An image processing method that extracts, as a processing target image, an image that undergoes annotation processing that associates the position and name of an object appearing in the image with the image, the method comprising:
Obtaining a moving image shot by a camera attached to a moving object and travel information of the moving object at the time of shooting the moving image,
Based on the acquired traveling information, selecting a moving image of a period in which the moving object is in a straight-line traveling state or a stopped state from among the acquired moving images,
extracting a processing target image from the selected video image;
Image processing method.

An annotation processing method for associating the position and name of an object appearing in an image with the image, the method comprising:
Obtaining a moving image captured by a camera attached to a moving object and travel information of the moving object at the time the moving image was captured;
Based on the acquired traveling information, selecting a moving image of a period in which the mobile object is in a straight running state or a stopped state from among the acquired moving images,
When an object in a first frame image included in the selected moving image can be tracked in a second frame image different from the first frame image, the object is associated with the first frame image. An annotation processing method that associates the position and name of an object with the image of the second frame.

An image processing program that extracts, as a processing target image, an image that performs annotation processing that associates the position and name of an object that appears in the image with the image,
Obtaining a moving image shot by a camera attached to a moving object and travel information of the moving object at the time of shooting the moving image,
Based on the acquired traveling information, selecting a moving image of a period in which the mobile object is in a straight running state or a stopped state from among the acquired moving images,
extracting an image to be processed from the selected video image;
An image processing program for the processor to execute.

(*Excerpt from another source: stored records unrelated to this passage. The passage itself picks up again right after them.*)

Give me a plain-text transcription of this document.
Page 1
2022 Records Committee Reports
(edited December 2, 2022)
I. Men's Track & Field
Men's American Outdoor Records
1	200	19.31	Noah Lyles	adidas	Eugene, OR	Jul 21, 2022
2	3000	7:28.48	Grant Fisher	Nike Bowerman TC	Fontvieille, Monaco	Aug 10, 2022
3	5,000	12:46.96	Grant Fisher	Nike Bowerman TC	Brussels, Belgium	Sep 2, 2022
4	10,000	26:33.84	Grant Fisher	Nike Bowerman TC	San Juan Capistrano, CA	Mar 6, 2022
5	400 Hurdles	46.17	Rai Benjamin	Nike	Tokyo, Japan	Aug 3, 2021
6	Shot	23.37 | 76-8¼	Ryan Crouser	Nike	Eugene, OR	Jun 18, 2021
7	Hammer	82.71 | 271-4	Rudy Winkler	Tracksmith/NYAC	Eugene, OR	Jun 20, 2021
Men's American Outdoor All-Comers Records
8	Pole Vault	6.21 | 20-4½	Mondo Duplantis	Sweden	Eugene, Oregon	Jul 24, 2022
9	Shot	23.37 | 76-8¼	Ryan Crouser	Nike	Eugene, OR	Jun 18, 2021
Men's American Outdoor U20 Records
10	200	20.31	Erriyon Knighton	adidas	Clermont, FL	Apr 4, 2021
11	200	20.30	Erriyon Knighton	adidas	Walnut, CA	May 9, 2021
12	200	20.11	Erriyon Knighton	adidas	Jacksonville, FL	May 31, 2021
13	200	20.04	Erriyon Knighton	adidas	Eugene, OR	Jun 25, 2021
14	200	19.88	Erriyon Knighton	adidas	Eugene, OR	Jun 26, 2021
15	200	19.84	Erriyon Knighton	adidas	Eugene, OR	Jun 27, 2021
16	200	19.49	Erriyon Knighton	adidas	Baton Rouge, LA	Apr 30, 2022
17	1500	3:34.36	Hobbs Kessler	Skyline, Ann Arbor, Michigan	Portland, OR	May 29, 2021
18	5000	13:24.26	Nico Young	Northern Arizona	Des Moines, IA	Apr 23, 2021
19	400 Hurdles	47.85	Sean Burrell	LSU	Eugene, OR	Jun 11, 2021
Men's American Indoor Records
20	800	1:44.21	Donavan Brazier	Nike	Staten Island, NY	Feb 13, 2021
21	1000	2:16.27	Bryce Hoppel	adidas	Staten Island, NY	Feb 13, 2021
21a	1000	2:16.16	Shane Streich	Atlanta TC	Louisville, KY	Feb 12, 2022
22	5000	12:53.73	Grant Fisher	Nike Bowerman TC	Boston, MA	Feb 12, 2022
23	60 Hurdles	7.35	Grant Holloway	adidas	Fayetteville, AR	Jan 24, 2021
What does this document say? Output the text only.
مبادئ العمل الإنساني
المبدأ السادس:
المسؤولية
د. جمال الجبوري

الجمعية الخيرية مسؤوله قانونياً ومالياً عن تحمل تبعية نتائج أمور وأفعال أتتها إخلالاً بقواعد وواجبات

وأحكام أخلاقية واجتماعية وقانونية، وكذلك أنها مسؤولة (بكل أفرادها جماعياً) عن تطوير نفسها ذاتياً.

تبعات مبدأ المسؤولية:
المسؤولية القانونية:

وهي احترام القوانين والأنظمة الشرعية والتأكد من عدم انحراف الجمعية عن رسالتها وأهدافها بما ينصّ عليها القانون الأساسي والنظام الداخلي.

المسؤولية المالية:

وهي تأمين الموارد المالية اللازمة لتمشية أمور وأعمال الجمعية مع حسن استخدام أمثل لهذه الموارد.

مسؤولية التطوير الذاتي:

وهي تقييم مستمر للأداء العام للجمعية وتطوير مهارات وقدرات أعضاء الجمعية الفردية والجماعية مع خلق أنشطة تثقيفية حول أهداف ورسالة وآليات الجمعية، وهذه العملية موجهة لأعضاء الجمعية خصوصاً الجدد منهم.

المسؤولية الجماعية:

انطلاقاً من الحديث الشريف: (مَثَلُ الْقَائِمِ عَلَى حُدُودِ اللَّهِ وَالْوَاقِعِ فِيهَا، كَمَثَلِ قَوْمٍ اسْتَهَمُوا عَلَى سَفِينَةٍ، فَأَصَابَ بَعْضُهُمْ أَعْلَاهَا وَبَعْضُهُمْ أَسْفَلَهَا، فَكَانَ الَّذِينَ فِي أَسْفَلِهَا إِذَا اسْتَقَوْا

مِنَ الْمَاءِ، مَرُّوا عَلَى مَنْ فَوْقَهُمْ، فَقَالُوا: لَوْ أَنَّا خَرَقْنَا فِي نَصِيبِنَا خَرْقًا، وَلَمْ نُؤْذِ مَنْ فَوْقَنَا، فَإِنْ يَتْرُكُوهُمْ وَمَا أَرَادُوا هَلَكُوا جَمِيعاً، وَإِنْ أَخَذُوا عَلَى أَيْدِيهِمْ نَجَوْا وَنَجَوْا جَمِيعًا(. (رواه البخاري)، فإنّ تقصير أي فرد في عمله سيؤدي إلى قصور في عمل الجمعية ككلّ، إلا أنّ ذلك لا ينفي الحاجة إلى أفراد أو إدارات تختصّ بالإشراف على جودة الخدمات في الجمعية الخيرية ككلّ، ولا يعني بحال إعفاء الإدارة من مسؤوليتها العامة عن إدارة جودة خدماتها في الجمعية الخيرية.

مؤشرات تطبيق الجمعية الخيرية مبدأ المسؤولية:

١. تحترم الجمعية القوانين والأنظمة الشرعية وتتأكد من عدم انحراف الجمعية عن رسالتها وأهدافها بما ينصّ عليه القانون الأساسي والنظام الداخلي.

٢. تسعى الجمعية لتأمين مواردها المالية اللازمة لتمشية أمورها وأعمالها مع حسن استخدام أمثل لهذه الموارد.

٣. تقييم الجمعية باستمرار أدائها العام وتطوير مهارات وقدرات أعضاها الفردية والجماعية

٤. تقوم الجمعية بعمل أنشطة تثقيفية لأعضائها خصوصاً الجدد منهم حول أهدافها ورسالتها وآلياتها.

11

An annotation processing program that associates the position and name of an object appearing in an image with the image,
Obtaining a moving image captured by a camera attached to a moving object and travel information of the moving object at the time the moving image was captured;
Based on the acquired traveling information, selecting a moving image of a period in which the mobile object is in a straight running state or a stopped state from among the acquired moving images,
When an object in a first frame image included in the selected moving image can be tracked in a second frame image different from the first frame image, the object is associated with the first frame image. storing the position and name of the object in association with the image of the second frame;
An image processing program for the processor to execute.